4. Normalizing inputs

train_x=train_X.astype('float32')
test_X=test_X.astype('float32')

train_X=train_X/255.0
test_X=test_X/255.0

5. One hot encoding

train_Y=np_utils.to_categorical(train_Y)
test_Y=np_utils.to_categorical(test_Y)

num_classes=test_Y.shape[1]

6. Build the model

model=Sequential()
model.add(Conv2D(32,(3,3),input_shape=(32,32,3),padding='same',activation='relu',kernel_constraint=maxnorm(3)))
model.add(Dropout(0.2))
model.add(Conv2D(32,(3,3),activation='relu',padding='same',kernel_constraint=maxnorm(3)))
model.add(MaxPooling2D(pool_size=(2,2)))
model.add(Flatten())
model.add(Dense(512,activation='relu',kernel_constraint=maxnorm(3)))
model.add(Dropout(0.5))
model.add(Dense(num_classes, activation='softmax'))

7. Model Compiling

sgd=SGD(lr=0.01,momentum=0.9, decay=(0.01/25),nesterov=False)
model.compile(loss='categorical_crossentropy',optimizer=sgd,metrics=['accuracy'])

8. Analyzing Model Summary

model.summary()

9. Train the model and check its accuracy on test data

model.fit(train_X,train_Y,validation_data=(test_X,test_Y),epochs=10,batch_size=32)

10. Evaluate the model

_,acc=model.evaluate(test_X,test_Y)
print(acc*100)

Implementing CNN on Fashion MNIST Dataset

The Fashion MNIST dataset consists of a training set of 60000 images and a testing set of 10000 images.
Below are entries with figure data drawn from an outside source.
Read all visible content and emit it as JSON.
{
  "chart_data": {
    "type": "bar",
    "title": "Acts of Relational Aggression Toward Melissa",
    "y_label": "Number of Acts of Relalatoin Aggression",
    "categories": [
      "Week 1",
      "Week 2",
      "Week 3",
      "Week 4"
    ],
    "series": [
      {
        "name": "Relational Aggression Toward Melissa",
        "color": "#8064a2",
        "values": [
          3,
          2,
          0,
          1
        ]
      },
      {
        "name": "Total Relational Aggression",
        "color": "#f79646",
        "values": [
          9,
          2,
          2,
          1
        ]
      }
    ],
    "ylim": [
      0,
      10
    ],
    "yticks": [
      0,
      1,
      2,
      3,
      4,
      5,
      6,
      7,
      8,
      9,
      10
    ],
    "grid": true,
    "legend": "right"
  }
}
There are 10 image classes in this dataset and each class has a mapping corresponding to the following labels:

• 0 T-shirt/top
• 1 Trouser
• 2 pullover
• 3 Dress
• 4 Coat
• 5 sandals
• 6 shirt
• 7 sneaker
• 8 bag
• 9 ankle boot

Let’s build our CNN model on this dataset.
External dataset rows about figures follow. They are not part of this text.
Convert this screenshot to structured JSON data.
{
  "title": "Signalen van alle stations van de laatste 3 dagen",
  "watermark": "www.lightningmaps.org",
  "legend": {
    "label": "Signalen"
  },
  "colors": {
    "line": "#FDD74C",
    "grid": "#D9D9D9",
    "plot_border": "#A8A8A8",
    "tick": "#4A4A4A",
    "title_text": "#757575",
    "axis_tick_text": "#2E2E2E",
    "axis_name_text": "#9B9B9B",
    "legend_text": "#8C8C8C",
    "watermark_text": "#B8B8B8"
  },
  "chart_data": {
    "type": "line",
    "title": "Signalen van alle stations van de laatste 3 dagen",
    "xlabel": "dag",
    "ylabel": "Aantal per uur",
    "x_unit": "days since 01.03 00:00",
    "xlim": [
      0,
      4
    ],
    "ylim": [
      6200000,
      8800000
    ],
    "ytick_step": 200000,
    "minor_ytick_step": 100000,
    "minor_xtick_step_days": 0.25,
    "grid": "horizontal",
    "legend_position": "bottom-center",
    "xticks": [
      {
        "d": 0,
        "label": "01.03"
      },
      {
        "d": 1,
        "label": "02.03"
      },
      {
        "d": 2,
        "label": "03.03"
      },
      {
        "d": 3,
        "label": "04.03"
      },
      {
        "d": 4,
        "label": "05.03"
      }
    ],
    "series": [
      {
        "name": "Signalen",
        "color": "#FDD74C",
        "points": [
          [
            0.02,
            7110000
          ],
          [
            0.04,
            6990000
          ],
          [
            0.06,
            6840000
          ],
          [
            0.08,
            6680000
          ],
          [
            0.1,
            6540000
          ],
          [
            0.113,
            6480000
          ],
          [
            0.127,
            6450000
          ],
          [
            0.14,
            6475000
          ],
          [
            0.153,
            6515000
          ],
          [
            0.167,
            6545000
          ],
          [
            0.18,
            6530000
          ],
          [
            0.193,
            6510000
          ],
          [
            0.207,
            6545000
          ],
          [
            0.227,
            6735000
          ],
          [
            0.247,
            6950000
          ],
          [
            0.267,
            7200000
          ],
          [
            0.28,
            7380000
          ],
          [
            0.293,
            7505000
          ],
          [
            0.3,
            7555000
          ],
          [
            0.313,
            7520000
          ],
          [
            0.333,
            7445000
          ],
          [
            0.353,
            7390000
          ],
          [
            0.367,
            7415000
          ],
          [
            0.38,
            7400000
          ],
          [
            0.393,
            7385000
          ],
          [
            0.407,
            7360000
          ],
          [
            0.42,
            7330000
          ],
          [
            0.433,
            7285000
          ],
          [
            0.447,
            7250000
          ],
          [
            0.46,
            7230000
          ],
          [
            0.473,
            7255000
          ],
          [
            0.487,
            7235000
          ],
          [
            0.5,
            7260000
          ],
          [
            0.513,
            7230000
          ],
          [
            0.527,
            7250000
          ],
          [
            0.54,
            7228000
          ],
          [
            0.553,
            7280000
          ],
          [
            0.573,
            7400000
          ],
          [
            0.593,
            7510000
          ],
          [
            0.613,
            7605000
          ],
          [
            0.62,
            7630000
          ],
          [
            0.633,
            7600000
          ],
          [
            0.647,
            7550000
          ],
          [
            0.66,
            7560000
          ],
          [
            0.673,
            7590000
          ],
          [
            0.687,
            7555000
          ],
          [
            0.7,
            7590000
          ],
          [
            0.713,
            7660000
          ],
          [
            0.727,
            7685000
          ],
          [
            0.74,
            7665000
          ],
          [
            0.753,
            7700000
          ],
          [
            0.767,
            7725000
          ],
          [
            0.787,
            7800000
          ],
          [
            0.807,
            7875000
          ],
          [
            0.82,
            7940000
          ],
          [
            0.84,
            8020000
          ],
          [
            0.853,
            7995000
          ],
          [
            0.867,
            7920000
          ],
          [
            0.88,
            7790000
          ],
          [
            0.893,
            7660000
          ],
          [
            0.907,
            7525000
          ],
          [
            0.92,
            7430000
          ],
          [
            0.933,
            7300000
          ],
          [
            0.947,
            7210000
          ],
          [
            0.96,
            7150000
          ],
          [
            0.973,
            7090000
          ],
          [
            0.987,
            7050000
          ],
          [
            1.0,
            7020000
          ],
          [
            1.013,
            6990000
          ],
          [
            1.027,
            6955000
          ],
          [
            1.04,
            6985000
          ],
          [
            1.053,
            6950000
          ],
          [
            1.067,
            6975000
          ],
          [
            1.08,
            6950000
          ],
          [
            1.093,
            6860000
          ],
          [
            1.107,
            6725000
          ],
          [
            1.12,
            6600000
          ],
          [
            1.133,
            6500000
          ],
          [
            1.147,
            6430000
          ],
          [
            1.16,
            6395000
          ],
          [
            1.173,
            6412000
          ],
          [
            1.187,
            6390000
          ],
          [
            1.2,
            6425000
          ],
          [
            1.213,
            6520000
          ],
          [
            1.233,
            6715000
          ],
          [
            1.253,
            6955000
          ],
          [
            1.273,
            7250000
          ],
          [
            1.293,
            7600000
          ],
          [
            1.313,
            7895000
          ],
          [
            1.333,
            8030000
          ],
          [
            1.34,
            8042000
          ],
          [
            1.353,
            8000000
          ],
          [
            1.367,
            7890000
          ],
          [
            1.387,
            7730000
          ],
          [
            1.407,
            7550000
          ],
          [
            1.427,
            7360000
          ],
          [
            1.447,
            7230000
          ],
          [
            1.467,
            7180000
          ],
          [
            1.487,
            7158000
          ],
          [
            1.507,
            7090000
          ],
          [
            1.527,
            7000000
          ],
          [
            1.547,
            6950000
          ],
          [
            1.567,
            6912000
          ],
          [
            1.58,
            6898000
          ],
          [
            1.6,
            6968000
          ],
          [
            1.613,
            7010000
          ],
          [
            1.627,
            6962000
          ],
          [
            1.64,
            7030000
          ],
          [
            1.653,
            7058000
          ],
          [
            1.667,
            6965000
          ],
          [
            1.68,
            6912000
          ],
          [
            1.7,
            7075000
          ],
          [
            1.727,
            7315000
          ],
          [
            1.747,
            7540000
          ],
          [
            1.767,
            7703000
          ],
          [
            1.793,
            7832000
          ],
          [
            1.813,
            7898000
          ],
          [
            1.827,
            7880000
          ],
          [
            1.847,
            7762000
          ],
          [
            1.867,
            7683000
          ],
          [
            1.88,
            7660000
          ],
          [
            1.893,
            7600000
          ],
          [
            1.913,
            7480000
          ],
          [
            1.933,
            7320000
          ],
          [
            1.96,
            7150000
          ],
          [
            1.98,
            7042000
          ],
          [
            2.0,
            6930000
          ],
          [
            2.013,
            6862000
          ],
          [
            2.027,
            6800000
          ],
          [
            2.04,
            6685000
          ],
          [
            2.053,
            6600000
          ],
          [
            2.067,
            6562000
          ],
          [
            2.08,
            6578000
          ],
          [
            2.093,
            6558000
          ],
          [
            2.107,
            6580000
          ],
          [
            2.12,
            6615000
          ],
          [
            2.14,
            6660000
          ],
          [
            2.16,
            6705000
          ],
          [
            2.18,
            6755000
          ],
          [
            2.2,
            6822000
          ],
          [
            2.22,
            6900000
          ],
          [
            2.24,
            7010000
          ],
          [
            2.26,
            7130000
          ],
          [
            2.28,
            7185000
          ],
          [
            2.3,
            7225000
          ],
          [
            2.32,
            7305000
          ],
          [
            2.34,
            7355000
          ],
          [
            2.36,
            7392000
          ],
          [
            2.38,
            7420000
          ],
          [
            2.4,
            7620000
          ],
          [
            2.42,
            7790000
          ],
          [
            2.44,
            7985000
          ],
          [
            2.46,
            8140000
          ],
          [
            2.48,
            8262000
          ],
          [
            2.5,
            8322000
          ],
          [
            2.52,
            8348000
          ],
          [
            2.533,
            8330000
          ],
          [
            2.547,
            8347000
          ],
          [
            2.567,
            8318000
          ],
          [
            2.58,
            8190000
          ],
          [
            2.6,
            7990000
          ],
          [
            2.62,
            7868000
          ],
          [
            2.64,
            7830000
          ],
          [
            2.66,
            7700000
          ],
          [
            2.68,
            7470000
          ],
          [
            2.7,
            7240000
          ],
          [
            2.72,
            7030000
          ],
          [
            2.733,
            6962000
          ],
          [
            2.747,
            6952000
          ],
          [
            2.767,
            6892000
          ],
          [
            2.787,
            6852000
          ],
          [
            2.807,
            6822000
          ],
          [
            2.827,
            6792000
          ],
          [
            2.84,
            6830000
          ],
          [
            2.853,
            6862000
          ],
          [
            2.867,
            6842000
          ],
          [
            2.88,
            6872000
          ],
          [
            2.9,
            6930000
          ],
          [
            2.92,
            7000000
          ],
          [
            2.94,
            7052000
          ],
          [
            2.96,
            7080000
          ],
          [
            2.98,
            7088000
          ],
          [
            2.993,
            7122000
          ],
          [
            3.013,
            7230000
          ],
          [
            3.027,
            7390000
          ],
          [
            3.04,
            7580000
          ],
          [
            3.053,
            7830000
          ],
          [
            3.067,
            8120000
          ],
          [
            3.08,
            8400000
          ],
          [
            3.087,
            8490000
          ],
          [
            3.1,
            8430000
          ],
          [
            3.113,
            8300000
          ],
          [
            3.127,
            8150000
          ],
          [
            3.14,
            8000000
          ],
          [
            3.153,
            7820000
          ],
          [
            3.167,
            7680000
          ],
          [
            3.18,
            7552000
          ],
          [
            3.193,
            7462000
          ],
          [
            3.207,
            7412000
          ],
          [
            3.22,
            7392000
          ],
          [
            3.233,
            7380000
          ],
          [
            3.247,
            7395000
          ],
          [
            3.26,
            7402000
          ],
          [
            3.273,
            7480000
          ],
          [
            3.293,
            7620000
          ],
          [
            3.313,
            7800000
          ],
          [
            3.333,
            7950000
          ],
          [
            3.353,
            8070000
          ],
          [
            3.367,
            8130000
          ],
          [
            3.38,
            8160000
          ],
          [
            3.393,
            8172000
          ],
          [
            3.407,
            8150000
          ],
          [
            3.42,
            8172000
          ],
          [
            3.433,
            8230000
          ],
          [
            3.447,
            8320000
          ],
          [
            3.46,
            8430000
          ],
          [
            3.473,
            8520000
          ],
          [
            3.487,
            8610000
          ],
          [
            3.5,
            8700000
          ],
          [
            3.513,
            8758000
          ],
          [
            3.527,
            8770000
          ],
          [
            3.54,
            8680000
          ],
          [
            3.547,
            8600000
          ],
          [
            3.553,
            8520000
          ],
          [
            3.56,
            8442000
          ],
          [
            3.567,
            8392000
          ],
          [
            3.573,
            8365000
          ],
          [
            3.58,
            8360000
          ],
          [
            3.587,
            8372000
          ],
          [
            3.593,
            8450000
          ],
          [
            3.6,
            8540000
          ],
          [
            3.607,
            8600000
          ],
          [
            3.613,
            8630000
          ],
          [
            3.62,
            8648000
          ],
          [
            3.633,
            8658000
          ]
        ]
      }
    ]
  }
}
1. Import required modules

from numpy import mean
from numpy import std
from matplotlib import pyplot
from sklearn.model_selection import KFold
from keras.datasets import fashion_mnist
from keras.utils import to_categorical
from keras.models import Sequential
from keras.layers import Conv2D
from keras.layers import MaxPooling2D
from keras.layers import Dense
from keras.layers import Flatten
from keras.optimizers import SGD

2. Load the dataset

(train_X,train_Y),(test_X,test_Y)=fashion_mnist.load_data()
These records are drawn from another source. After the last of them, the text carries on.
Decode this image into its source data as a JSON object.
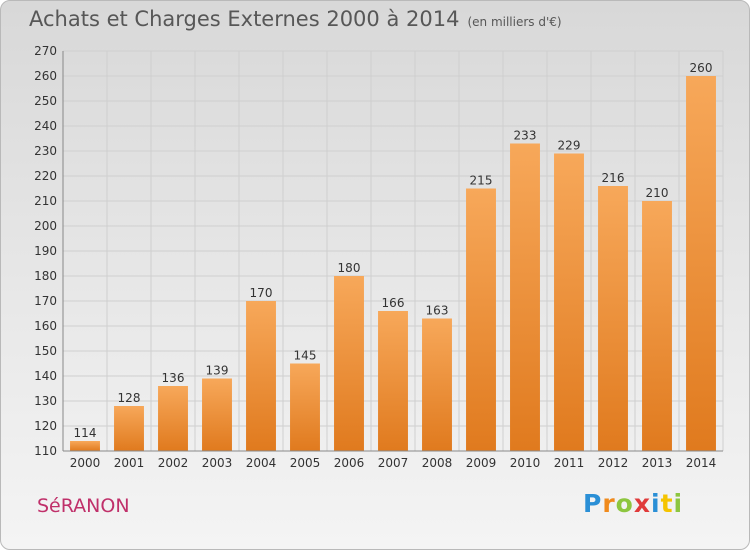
{
  "header": {
    "title": "Achats et Charges Externes 2000 à 2014",
    "subtitle": "(en milliers d'€)"
  },
  "footer": {
    "commune": "SéRANON",
    "logo_letters": [
      {
        "ch": "P",
        "color": "#2a8fd6"
      },
      {
        "ch": "r",
        "color": "#f08a1c"
      },
      {
        "ch": "o",
        "color": "#8dc63f"
      },
      {
        "ch": "x",
        "color": "#e03a3a"
      },
      {
        "ch": "i",
        "color": "#2a8fd6"
      },
      {
        "ch": "t",
        "color": "#f5c400"
      },
      {
        "ch": "i",
        "color": "#8dc63f"
      }
    ]
  },
  "colors": {
    "bar_light": "#f7a85a",
    "bar_dark": "#e07a1e",
    "grid": "#cfcfcf",
    "axis_text": "#333333"
  },
  "chart_data": {
    "type": "bar",
    "title": "Achats et Charges Externes 2000 à 2014",
    "subtitle": "(en milliers d'€)",
    "categories": [
      "2000",
      "2001",
      "2002",
      "2003",
      "2004",
      "2005",
      "2006",
      "2007",
      "2008",
      "2009",
      "2010",
      "2011",
      "2012",
      "2013",
      "2014"
    ],
    "values": [
      114,
      128,
      136,
      139,
      170,
      145,
      180,
      166,
      163,
      215,
      233,
      229,
      216,
      210,
      260
    ],
    "ylim": [
      110,
      270
    ],
    "yticks": [
      110,
      120,
      130,
      140,
      150,
      160,
      170,
      180,
      190,
      200,
      210,
      220,
      230,
      240,
      250,
      260,
      270
    ],
    "grid": true,
    "xlabel": "",
    "ylabel": ""
  }
}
3. Reshaping and one hot encoding

train_X=train_X.reshape((train_X.shape[0],28,28,1))
test_X=test_X.reshape((test_X.shape[0],28,28,1))

train_Y=to_categorical(train_Y)
test_Y=to_categorical(test_Y)

4. Visualize the dataset using matplotlib

n=5

pyplot.figure(figsize=(20,2))

for i in range(n):
ax=pyplot.subplot(1,n,i+1)
pyplot.imshow(train_X[i].reshape(28,28))
pyplot.gray()
ax.get_xaxis().set_visible(False)
ax.get_yaxis().set_visible(False)
pyplot.show()

5. Normalizing data

train_X=train_X.astype('float32')
test_X=test_X.astype('float32')

train_X=train_X/255.0
test_X=test_X/255.0

6. Build the model

model=Sequential()
model.add(Conv2D(32,(3,3),activation='relu',kernel_initializer='he_uniform',input_shape=(28,28,1)))
model.add(MaxPooling2D((2,2)))
model.add(Flatten())
model.add(Dense(100,activation='relu',kernel_initializer='he_uniform'))
model.add(Dense(10,activation='softmax'))

opt=SGD(lr=0.01, momentum=0.9)
model.compile(optimizer=opt,loss='categorical_crossentropy',metrics=['accuracy'])

7. Training our model

model.fit(train_X,train_Y,epochs=10,batch_size=32)

8. Evaluate our Model P

erformance

_, acc=model.evaluate(test_X,test_Y)
print(acc*100)

Summary

This tutorial talks about the use of cases of convolution neural network and explains how to implement them in Keras. Convolution Neural Networks have outstanding results on image classification problems. The above examples verify this fact. Here we have shown two examples of Convolution Neural Network – One on CIFAR 10 dataset problem and another on Fashion MNIST dataset problem.